The devaluation is designed to cushion the yuan from strengthening along with the dollar after a projected interest- rate increase in the U.S., according to Goldman Sachs Group Inc.
“This is about Fed liftoff most obviously and further dollar strength,” Robin Brooks, chief currency strategist at Goldman Sachs in New York, wrote in a note to clients. “It certainly makes sense for China’s policy makers to buy some flexibility ahead of Fed liftoff.”
Gains by the dollar are fading as investors speculate that the yuan’s devaluation will slow inflation globally. Traders pushed down the odds on a September rate increase by the Fed to about 40 percent on Wednesday, from 54 percent as recently as Aug. 7, according to data compiled by Bloomberg.
U.S. government debt is getting a boost from a drop in the inflation outlook, with the 10-year break-even rate sliding as low as 1.62 percentage points, the lowest since March.
The S&P 500 slid the most in more than two weeks Tuesday, while the Dow Jones industrial average had the biggest reversal since last October’s selloff, erasing three-quarters of Monday’s gain—an advance that itself had wiped out the previous week’s decline.
The Dow tumbled another 1.2 percent Wednesday, bringing its two-day slide to 2.4 percent, the most since March 26. All but one of the 30 stocks retreated, with Apple Inc. sliding 2.2 percent, leaving it 17 percent below a February high.
Alibaba Group Holding Ltd. declined 5.5 percent as revenue missed estimates. The company also said it will buy back as much as $4 billion of stock as it tries to revive a share price battered by concerns about China’s economy.
The Stoxx Europe 600 Index fell 3 percent, led by a slump in commodity producers and automakers.
Emerging-market currencies bore the brunt of selling in reaction. Vietnam widened the trading band on its currency Wednesday, underscoring the risk of competitive devaluations that’s dragging down exchange rates from Brazil to South Korea.
European currencies led developed-market gains in foreign-exchange markets as the Bloomberg Dollar Spot Index reversed an earlier advance to drop 0.7 percent.
The euro jumped 1 percent, to $1.1153, rising for a sixth day and reaching its highest level since July 13. The yen strengthened 0.8 percent, to 124.16 per dollar, amid speculation the Bank of Japan doesn’t want it to weaken much further.
Developing-nation stocks extended declines in a bear market, with the MSCI Emerging Markets Index losing 1.2 percent.
Gold rose for a fifth day, the longest stretch since May, as China’s devaluation spurred demand for haven assets.
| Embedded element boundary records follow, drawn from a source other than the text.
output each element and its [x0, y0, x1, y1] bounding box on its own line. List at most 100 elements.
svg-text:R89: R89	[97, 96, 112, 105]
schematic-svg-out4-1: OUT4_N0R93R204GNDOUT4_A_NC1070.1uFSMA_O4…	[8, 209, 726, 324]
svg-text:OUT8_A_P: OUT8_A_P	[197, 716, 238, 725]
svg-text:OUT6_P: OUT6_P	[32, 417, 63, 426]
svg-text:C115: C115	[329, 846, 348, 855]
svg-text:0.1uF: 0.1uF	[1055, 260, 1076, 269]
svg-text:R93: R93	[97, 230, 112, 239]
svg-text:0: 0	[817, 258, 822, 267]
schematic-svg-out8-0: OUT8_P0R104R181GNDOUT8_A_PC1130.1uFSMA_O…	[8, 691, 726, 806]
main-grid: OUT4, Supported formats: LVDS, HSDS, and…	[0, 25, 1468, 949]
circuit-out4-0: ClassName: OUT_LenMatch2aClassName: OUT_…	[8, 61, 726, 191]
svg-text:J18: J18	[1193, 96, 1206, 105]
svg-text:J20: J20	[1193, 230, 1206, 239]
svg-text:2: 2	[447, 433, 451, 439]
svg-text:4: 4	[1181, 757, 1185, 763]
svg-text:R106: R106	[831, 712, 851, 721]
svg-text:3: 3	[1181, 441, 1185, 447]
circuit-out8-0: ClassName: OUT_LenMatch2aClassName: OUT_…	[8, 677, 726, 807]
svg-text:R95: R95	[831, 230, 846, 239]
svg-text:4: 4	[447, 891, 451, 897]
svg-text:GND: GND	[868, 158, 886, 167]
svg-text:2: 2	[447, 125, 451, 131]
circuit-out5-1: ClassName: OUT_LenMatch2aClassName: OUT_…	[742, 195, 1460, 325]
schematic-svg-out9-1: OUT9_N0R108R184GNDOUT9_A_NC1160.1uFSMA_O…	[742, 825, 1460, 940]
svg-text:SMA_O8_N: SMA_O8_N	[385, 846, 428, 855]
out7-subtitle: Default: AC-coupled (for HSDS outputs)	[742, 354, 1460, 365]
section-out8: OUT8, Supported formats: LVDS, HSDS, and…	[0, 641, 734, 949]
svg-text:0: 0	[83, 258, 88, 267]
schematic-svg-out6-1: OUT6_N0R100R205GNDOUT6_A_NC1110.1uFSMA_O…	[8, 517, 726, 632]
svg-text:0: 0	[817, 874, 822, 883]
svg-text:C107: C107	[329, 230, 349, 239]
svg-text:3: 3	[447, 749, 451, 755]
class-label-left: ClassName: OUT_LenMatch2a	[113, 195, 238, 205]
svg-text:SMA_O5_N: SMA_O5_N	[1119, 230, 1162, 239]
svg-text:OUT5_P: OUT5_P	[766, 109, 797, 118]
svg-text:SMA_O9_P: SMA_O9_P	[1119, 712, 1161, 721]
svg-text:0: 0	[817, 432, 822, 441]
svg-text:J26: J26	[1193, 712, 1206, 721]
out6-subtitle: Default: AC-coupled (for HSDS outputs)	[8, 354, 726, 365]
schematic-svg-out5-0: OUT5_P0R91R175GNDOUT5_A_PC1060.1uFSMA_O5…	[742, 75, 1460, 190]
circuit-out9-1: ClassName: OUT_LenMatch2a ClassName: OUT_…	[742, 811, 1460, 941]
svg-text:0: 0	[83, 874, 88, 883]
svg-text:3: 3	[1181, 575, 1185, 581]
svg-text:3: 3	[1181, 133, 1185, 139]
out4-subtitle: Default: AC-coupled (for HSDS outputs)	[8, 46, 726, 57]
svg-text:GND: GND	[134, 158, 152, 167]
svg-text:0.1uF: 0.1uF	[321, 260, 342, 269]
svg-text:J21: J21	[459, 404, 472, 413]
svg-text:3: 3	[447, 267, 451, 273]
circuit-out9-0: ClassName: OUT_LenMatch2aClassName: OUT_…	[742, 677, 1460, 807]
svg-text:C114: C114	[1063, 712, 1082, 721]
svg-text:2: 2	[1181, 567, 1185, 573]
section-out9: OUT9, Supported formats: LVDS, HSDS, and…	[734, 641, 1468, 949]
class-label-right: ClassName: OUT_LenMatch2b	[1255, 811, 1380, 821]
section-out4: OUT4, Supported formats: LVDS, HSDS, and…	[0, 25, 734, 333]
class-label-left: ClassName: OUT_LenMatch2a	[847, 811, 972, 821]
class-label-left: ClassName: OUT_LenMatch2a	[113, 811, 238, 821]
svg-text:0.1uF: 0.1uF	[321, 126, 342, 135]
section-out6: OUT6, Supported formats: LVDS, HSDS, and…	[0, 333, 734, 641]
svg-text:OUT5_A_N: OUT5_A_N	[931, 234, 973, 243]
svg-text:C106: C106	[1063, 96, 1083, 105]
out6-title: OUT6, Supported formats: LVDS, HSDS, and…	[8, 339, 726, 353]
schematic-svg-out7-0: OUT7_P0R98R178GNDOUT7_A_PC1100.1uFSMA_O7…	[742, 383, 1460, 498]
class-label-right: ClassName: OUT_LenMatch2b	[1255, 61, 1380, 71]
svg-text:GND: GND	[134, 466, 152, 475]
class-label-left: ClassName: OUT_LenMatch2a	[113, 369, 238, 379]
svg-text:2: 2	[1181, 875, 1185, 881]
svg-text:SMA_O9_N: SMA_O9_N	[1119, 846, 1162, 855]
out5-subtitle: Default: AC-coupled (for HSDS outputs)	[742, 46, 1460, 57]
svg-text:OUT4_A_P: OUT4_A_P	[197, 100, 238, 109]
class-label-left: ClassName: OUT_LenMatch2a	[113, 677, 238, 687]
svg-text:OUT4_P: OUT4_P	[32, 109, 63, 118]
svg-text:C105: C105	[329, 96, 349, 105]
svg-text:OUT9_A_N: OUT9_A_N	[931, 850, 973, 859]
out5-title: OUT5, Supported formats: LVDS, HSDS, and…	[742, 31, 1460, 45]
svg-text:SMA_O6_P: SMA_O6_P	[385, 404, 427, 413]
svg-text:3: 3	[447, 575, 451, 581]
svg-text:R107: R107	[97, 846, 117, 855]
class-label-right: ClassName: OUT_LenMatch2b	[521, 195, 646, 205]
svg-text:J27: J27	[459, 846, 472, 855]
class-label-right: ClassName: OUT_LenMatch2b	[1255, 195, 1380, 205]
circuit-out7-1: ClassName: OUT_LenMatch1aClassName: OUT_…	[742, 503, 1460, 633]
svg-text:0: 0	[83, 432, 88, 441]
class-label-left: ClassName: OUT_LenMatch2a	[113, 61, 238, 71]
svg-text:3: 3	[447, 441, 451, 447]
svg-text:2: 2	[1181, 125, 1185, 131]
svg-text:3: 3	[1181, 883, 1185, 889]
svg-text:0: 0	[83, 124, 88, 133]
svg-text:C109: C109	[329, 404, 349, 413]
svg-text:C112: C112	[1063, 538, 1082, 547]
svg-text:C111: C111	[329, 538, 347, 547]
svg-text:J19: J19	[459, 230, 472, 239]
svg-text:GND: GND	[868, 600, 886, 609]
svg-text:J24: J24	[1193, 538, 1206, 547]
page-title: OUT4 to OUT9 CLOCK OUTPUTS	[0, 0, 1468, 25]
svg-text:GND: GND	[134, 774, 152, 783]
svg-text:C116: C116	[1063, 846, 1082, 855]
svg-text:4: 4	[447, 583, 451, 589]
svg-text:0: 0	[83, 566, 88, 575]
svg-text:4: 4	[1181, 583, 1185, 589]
Bullion advanced 0.9 percent, to $1,118.25 an ounce.
Most industrial metals fell as nickel plunged to the lowest level since 2008, while copper and aluminum traded near six-year lows. Nickel fell as much as 15 percent on the London Metal Exchange to $9,100 a metric ton before paring losses to 2.1 percent. The drop was the biggest since 2011.
Oil rebounded from the lowest close in six years. West Texas Intermediate rose 1.5 percent to $43.73 a barrel. Crude has fallen about 30 percent since this year’s peak closing price in June amid speculation the global surplus that drove prices into a bear market will persist.